Enviada em 15/10/2020

Atualmente, muitos brasileiros que expõe na internet suas opiniões políticas sofrem ataques pessoais em massa da parcela de internautas que discordam daquele posicionamento, como foi o caso do influenciador Pirula. Porém, esses ataques, chamados de “cyberbullying”, não são causados apenas por divergências políticas e podem atingir diversos brasileiros por diferentes motivos. Diante disso, é flagrante o desafio para combater esse grave crime digital, que é ainda prejudicado tanto pela ineficácia de ações políticas quanto pela negligência de instituições formadoras de valores comportamentais.

Em princípio, por o meio virtual ser muitas vezes tido como inofensivo e pelas redes sociais serem vistas como serviço de lazer, grande parte das famílias e outras instituições sociais, como as escolas, menosprezam os ataques virtuais e omitem-se no repasse de informações acerca desse tema, além de não criarem um ambiente seguro e acolhedor para que esse assunto seja levantado sem julgamentos. Com isso, muitas pessoas têm pouca ou nenhuma instrução de como se proteger do “cyberbullying”, o que facilita a ação dos criminosos. Nesse sentido, verifica-se que, mesmo após avanços na área da justiça, ainda há muita negligência a respeito de ataques virtuais por parte dos brasileiros, o que faz com que, muitas vezes, os direitos do cidadão permaneçam apenas no papel.
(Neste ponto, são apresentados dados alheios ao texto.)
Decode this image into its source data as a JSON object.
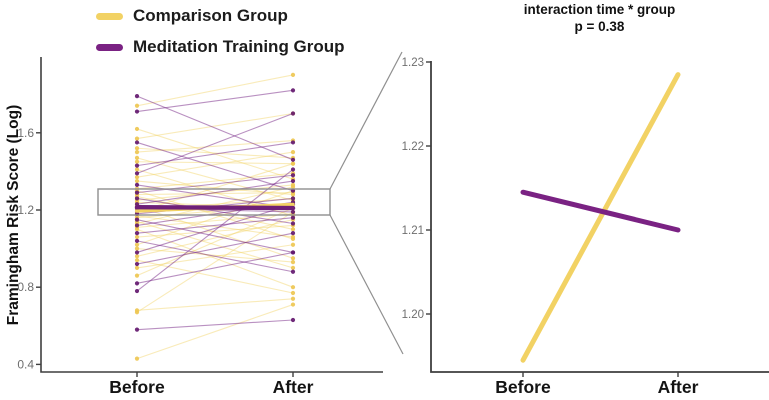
{
  "legend": {
    "items": [
      {
        "label": "Comparison Group",
        "color": "#F2D264"
      },
      {
        "label": "Meditation Training Group",
        "color": "#7A2283"
      }
    ]
  },
  "left_panel": {
    "ylabel": "Framingham Risk Score (Log)",
    "ytick_labels": [
      "1.6",
      "1.2",
      "0.8",
      "0.4"
    ],
    "xtick_labels": [
      "Before",
      "After"
    ]
  },
  "right_panel": {
    "title": "interaction time * group",
    "subtitle": "p  = 0.38",
    "ytick_labels": [
      "1.23",
      "1.22",
      "1.21",
      "1.20"
    ],
    "xtick_labels": [
      "Before",
      "After"
    ]
  },
  "colors": {
    "comparison": "#F2D264",
    "comparison_dot": "#EEC752",
    "meditation": "#7A2283",
    "meditation_dot": "#64196F",
    "axis": "#3f3f3f",
    "tick_text": "#6e6e6e",
    "zoom_gray": "#8f8f8f"
  },
  "chart_data": [
    {
      "type": "line",
      "panel": "left",
      "title": "",
      "xlabel": "",
      "ylabel": "Framingham Risk Score (Log)",
      "categories": [
        "Before",
        "After"
      ],
      "ylim": [
        0.4,
        1.92
      ],
      "yticks": [
        1.6,
        1.2,
        0.8,
        0.4
      ],
      "grid": false,
      "legend_position": "top-left",
      "series": [
        {
          "name": "Comparison Group",
          "color": "#F2D264",
          "subjects": [
            [
              1.74,
              1.9
            ],
            [
              1.62,
              1.36
            ],
            [
              1.57,
              1.7
            ],
            [
              1.52,
              1.47
            ],
            [
              1.5,
              1.56
            ],
            [
              1.47,
              1.25
            ],
            [
              1.45,
              1.44
            ],
            [
              1.41,
              1.17
            ],
            [
              1.37,
              1.5
            ],
            [
              1.35,
              1.28
            ],
            [
              1.31,
              1.39
            ],
            [
              1.3,
              1.05
            ],
            [
              1.28,
              1.29
            ],
            [
              1.27,
              1.1
            ],
            [
              1.25,
              1.33
            ],
            [
              1.24,
              1.21
            ],
            [
              1.22,
              0.95
            ],
            [
              1.2,
              1.26
            ],
            [
              1.19,
              1.44
            ],
            [
              1.17,
              1.06
            ],
            [
              1.16,
              1.23
            ],
            [
              1.14,
              0.9
            ],
            [
              1.13,
              1.32
            ],
            [
              1.11,
              1.18
            ],
            [
              1.1,
              0.8
            ],
            [
              1.06,
              1.12
            ],
            [
              1.02,
              1.3
            ],
            [
              1.0,
              0.93
            ],
            [
              0.96,
              1.15
            ],
            [
              0.94,
              0.77
            ],
            [
              0.9,
              1.02
            ],
            [
              0.86,
              1.21
            ],
            [
              0.68,
              0.74
            ],
            [
              0.67,
              1.19
            ],
            [
              0.43,
              0.71
            ]
          ]
        },
        {
          "name": "Meditation Training Group",
          "color": "#7A2283",
          "subjects": [
            [
              1.79,
              1.46
            ],
            [
              1.71,
              1.82
            ],
            [
              1.55,
              1.3
            ],
            [
              1.43,
              1.55
            ],
            [
              1.39,
              1.7
            ],
            [
              1.33,
              1.21
            ],
            [
              1.29,
              1.38
            ],
            [
              1.26,
              1.13
            ],
            [
              1.23,
              1.35
            ],
            [
              1.21,
              1.19
            ],
            [
              1.18,
              1.26
            ],
            [
              1.15,
              0.98
            ],
            [
              1.12,
              1.24
            ],
            [
              1.08,
              1.16
            ],
            [
              1.04,
              0.88
            ],
            [
              0.98,
              1.23
            ],
            [
              0.92,
              1.08
            ],
            [
              0.82,
              0.98
            ],
            [
              0.78,
              1.41
            ],
            [
              0.58,
              0.63
            ]
          ]
        }
      ],
      "group_means": {
        "comparison": [
          1.1945,
          1.2285
        ],
        "meditation": [
          1.2145,
          1.21
        ]
      },
      "zoom_box_value_range": [
        1.16,
        1.3
      ]
    },
    {
      "type": "line",
      "panel": "right",
      "title": "interaction time * group",
      "annotation": "p  = 0.38",
      "categories": [
        "Before",
        "After"
      ],
      "ylim": [
        1.194,
        1.2305
      ],
      "yticks": [
        1.23,
        1.22,
        1.21,
        1.2
      ],
      "grid": false,
      "series": [
        {
          "name": "Comparison Group",
          "color": "#F2D264",
          "values": [
            1.1945,
            1.2285
          ]
        },
        {
          "name": "Meditation Training Group",
          "color": "#7A2283",
          "values": [
            1.2145,
            1.21
          ]
        }
      ]
    }
  ]
}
Ademais, no contexto relativo à questão pública, é flagrante a ausência de políticas públicas suficientemente efetivas para combater essa prática. Prova dessa debilidade pode ser verificada com frequência na plataforma digital Twitter, onde diariamente internautas sofrem ataques em massa, como foi o caso da estudante que, em 2020, tatuou o contorno da África em sua costela e recebeu diversos ataques gratuitos, o que exibe a atual gravidade do problema e a falta de medidas efetivas para combate-lo. Logo, indubitavelmente, é necessário maior engajamento por parte das autoridades competentes para resolver a questão do bullying virtual no Brasil.

Portanto, com o objetivo de combater o crime de “cyberbullying” no Brasil, é necessário que o governo federal intensifique informes educativos à população, por meio das redes sociais ou de parcerias com o Ministério Público em campanhas de esclarecimento popular, os quais elucidem cada vez mais pessoas sobre a legislação associada ao combate à crimes virtuais e sobre os mecanismos de denúncia dessa prática vil, como o Disque 100. Além disso, urge que mais famílias e escolas, como instituições fundamentais para a formação psicossocial de crianças e adolescentes, previnam abordagem de “haters”, mediante, respectivamente, debates domésticos e seminários ou cartilhas estudantis, visto que essas práticas têm o potencial de consolidar uma cultura de prudência. Assim, será possível inviabilizar o êxito da ação de indivíduos criminosos.